Activity modification, rest and intermittent ice packs should be utilized for at home treatment. Aleve or Ibuprofen should be taken regularly for a week for pain and to reduce inflammation. If after a week of following this regimen no improvement is noted, the patient should follow-up with an OSC Orthopaedic Specialist.

When a patient comes in for a consultation, x-rays will be ordered to rule out any other problems with the elbow, such as arthritis. A complete examination of the elbow will be conducted and the patient will be asked to move the arm and indicate where it hurts. The patient will be asked lots of questions about the condition, when it started, how long it has been going on, what makes the pain worse, etc. If a diagnosis of triceps tendinitis is confirmed, a cortisone injection into the tendon is usually recommended. This reduces the inflammation and pain and almost always shows positive results for the patient.

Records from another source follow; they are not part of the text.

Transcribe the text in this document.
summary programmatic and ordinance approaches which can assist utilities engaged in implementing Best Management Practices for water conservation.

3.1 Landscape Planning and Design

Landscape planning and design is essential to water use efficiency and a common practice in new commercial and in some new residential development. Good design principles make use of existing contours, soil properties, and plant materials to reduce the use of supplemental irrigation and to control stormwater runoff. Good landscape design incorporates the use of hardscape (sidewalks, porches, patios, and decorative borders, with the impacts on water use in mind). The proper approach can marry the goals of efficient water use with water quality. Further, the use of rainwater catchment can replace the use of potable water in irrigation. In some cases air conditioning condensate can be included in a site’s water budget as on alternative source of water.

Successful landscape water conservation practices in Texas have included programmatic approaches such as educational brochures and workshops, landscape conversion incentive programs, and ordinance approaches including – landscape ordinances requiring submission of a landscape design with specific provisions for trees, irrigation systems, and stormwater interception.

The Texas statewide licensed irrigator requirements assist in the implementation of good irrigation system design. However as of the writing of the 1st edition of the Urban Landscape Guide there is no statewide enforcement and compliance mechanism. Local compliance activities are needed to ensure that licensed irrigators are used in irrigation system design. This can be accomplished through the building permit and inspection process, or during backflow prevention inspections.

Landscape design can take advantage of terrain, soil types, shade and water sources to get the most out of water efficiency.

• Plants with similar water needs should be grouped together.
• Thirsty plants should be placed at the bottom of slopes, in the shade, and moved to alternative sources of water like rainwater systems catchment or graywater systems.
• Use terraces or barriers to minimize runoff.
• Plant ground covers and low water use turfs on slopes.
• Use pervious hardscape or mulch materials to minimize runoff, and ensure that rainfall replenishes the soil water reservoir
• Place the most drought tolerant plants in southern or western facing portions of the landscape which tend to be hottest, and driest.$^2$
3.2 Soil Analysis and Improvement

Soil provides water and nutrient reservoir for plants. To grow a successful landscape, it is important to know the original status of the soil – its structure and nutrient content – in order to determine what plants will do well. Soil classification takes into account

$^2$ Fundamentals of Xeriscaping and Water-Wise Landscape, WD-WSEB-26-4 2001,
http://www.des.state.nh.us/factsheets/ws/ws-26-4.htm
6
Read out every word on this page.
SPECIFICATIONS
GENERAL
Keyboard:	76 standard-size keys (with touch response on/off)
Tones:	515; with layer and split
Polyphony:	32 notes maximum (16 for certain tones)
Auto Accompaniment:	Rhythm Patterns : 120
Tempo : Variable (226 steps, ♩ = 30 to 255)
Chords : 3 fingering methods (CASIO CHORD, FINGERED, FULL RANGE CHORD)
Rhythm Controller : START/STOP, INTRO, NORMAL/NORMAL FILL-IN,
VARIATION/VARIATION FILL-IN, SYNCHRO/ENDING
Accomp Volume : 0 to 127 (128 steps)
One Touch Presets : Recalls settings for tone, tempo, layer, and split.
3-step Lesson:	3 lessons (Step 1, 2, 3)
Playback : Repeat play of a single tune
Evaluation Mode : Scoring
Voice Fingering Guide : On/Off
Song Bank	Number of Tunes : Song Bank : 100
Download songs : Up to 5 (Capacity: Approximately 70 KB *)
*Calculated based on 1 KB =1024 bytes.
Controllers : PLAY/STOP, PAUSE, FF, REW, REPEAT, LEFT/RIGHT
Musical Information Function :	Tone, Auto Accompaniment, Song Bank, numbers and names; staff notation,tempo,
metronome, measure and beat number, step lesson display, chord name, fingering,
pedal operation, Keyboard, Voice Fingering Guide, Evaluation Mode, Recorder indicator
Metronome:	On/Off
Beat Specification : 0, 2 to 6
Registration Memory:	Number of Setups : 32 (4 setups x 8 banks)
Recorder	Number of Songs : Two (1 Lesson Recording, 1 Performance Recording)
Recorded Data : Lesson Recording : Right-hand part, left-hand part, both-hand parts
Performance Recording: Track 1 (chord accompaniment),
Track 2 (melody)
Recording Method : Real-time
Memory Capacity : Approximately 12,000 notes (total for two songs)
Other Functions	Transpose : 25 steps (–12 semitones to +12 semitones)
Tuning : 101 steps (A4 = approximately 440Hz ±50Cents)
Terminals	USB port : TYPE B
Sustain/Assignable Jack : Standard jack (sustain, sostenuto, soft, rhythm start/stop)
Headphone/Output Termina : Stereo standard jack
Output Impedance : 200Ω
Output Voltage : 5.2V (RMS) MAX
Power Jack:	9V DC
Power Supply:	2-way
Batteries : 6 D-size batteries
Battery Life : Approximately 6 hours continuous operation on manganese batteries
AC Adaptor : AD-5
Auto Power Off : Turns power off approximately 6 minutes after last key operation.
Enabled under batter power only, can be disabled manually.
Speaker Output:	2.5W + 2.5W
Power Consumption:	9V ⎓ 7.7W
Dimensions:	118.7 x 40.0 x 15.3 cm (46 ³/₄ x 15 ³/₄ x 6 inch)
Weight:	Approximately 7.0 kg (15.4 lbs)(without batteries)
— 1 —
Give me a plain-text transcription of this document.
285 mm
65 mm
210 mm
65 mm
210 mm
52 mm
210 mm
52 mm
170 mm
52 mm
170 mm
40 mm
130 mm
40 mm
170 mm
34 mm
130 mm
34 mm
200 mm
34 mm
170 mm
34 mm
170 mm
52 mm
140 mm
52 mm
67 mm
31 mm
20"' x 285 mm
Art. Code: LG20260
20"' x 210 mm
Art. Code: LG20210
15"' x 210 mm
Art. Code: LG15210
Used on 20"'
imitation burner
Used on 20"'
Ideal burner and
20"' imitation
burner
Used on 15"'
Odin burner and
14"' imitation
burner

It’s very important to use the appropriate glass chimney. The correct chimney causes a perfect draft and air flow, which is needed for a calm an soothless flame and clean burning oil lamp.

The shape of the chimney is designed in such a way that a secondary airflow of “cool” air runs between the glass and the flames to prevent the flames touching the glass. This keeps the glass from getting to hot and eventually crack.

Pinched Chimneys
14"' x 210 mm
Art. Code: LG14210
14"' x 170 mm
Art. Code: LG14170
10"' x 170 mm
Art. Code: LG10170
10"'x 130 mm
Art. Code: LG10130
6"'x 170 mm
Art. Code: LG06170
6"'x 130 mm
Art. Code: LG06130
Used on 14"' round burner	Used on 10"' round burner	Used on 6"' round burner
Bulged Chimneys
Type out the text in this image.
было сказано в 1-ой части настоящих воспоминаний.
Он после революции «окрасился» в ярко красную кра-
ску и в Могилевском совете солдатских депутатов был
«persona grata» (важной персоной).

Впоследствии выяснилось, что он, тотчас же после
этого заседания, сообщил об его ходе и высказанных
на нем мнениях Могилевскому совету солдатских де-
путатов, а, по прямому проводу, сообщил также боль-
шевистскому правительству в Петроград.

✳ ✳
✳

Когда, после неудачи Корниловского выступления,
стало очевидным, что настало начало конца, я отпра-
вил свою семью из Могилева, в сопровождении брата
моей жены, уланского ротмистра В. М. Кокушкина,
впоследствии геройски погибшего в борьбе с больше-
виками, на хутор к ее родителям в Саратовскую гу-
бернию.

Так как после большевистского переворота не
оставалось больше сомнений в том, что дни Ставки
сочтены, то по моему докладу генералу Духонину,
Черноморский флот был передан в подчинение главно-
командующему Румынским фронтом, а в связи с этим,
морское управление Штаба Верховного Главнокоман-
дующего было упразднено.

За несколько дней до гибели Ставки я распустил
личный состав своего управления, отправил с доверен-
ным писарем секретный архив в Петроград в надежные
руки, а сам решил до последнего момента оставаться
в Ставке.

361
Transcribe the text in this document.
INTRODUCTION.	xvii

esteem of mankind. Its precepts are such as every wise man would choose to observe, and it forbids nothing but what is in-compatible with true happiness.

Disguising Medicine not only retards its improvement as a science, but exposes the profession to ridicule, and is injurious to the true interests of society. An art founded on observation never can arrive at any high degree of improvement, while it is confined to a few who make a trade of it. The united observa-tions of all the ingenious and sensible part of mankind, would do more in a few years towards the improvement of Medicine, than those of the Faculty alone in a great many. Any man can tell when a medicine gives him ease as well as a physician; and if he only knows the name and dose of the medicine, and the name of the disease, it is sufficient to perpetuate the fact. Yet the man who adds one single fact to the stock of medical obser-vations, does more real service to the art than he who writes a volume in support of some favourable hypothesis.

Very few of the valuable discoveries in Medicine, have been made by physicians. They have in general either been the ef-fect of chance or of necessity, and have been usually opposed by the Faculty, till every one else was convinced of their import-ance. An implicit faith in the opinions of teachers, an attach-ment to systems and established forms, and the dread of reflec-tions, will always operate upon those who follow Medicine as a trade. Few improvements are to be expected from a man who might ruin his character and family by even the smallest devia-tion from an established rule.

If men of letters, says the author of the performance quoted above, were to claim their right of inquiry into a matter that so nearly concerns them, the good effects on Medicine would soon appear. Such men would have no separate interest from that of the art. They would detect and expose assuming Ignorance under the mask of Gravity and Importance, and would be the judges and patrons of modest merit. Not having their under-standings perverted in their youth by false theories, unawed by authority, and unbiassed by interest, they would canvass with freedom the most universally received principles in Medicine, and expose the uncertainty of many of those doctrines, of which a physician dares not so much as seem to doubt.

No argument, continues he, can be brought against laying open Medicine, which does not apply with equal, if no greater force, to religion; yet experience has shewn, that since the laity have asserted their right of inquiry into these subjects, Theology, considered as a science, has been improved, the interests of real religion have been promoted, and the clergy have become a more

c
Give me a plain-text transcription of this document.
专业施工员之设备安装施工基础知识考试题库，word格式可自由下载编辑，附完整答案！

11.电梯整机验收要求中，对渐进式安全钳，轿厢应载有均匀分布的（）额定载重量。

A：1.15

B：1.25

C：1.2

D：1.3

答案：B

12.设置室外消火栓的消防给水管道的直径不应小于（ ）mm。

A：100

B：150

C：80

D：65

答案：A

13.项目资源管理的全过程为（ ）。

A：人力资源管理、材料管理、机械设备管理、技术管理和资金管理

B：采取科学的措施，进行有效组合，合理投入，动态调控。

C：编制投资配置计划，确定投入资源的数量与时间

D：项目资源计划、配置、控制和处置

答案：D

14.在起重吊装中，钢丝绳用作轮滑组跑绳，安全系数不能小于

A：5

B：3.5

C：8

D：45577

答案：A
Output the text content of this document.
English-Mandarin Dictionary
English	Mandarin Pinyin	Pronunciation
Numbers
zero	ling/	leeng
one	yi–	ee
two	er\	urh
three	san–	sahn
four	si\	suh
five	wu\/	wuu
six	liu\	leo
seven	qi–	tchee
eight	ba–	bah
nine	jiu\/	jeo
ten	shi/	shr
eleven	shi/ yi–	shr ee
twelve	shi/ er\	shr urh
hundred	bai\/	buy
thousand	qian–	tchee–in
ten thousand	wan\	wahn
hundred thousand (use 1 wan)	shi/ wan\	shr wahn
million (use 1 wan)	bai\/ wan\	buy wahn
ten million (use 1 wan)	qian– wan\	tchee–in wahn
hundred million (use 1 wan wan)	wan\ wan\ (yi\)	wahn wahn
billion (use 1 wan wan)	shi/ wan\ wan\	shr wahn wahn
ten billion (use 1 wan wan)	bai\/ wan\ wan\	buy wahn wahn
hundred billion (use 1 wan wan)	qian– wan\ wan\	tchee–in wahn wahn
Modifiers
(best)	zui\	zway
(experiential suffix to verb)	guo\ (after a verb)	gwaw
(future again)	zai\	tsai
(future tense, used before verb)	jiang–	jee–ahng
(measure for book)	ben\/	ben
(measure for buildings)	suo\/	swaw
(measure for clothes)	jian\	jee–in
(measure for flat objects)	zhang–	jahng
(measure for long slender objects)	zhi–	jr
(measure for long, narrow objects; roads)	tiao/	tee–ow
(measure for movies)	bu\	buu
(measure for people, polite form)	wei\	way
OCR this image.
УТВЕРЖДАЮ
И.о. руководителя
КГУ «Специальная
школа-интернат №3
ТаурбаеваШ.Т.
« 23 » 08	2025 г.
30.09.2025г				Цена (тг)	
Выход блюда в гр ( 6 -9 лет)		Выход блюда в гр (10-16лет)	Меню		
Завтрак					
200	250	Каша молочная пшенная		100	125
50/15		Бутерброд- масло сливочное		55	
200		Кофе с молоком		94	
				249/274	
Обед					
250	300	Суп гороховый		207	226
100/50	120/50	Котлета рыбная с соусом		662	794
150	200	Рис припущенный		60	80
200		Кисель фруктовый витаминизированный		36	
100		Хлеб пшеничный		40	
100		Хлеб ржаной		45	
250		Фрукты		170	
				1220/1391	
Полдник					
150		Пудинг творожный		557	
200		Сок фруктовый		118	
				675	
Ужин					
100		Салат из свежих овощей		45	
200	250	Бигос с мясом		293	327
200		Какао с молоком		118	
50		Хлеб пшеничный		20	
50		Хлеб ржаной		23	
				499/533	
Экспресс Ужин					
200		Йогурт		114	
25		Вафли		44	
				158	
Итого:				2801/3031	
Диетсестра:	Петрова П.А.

Physical Therapy may also be recommended and a variety of modalities, including taping, massage, electric stimulation, laser treatments, etc., may be used to support the tendon and aid in healing by increasing blood flow to the area. Gentle stretching exercises will also be recommended to increase strength and range of motion.

If the patient doesn’t respond to these conservative treatments, an MRI may be ordered to see if there is another reason for the problem. The MRI may indicate that there is a portion of the tendon that has been damaged or torn. If this is the case, an injection of PRP (Platelet Rich Plasma) may be recommended to see if the tendon can be encouraged to heal non-surgically. PRP has been getting a lot of attention in Sports medicine circles because it has been used to get pro athletes back on the playing field quickly. This treatment involves using autologous blood donation, spinning the blood down into separate components, and re-injecting the healing, nutrient component back into the patient’s injured tendon. The patient will need to rest the elbow and arm for several weeks to allow for healing and may need to use a sling.

If PRP does not work, a surgical release of the tendon may be recommended. This is an outpatient procedure which involves surgically releasing the tendon, removing the damaged part of the tendon and then reattaching it to the bone. After a short rehabilitation period, the patient will be sent to Physical Therapy to strengthen and stretch the tendon and to regain full use.